In my recent article, “e-wheels on my Wagon” I explained why I think PEPPOL is a decade behind the curve. Actually, I want to go further than that and explain why PEPPOL fails to address one of its primary targets – stimulating cross-border trade, particularly by and for SMEs. e-wheels on the wrong wagon in fact.
For European Institutions, cross-border trading is not mere ideology, it is theological orthodoxy. It is a pillar of the creation myth of modern Europe itself, created ex nihilo by mysterious forces.
In the beginning there was chaos and the European market was without form and void, until, the Treaty of Rome reveals, it was resolved to ensure the economic and social progress of their countries by common action to eliminate the barriers which divide Europe, recognising that the removal of existing obstacles calls for concerted action in order to guarantee steady expansion, balanced trade and fair competition and desiring to contribute, by means of a common commercial policy, to the progressive abolition of restrictions on international trade.
Who would gainsay those noble aims?
In practice though, treaties, directives and regulations do not themselves change the world. They are aspirational statements of intent which shepherd profane activity towards the desired state of bliss. Overcoming the forces of darkness ranged against that aim has to include some deeper analysis of what those forces are.
Imagine that I am an small/medium sized enterprise (SME) based in Portugal and I identify an opportunity in Poland which is within my sphere of expertise. What would stop me bidding?
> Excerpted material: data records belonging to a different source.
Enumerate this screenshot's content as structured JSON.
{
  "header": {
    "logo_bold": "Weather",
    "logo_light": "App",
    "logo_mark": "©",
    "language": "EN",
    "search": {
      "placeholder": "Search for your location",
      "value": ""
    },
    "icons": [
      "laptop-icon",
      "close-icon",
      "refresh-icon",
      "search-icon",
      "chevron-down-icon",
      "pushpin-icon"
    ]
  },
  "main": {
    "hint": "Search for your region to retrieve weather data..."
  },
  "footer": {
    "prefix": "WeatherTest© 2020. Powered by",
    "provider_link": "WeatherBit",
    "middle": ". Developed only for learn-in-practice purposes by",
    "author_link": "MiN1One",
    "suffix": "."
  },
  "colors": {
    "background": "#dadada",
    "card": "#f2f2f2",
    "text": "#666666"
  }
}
Firstly, I probably can’t support myself doing business there. Even if I speak Polish I probably don’t have basic supply chain or other resources in place to support operations there. Putting those resources in place adds an immediate cost to doing that business.
Secondly, if I am an ambitious SME with a clear growth plan, I know that I can overcome the initial cost issue if I can secure working capital. I simply need to arrange some form of trade credit advanced at an acceptable interest rate from my Bank. Aye, right!
Thirdly, if I bid for a Government opportunity I know the buyer is going to select either the lowest priced tender or the most economically advantageous tender. So I am already at a competitive disadvantage compared to local tenderers because of the oncosts incurred which I have to build into my price. Even in an exemplary, non-discriminatory process, general economic pressures mean that my tender is unlikely to be either the lowest price or the most economically advantageous.
Fourthly, procurement is – or should be – an activity that supports the successful delivery of policy outcomes. In “normal” times these outcomes include political imperatives of supporting local or national economic growth. In the context of an international liquidity crisis, which undermines national economies, the focus is on national economic survival and so the political imperative to source locally is magnified.
And so I probably won’t submit a tender. Things would be different if I have a better channel to the market – for example as a subcontractor to a Prime bidder – but that institutionalises the role of larger enterprises which is not the stated policy goal.
The problems with cross-border trade are economic and structural. They are business problems. Putting in place a pan-European Government eProcurement system has no relevance to those problems – that addresses the wrong issues in the wrong way for the wrong reasons.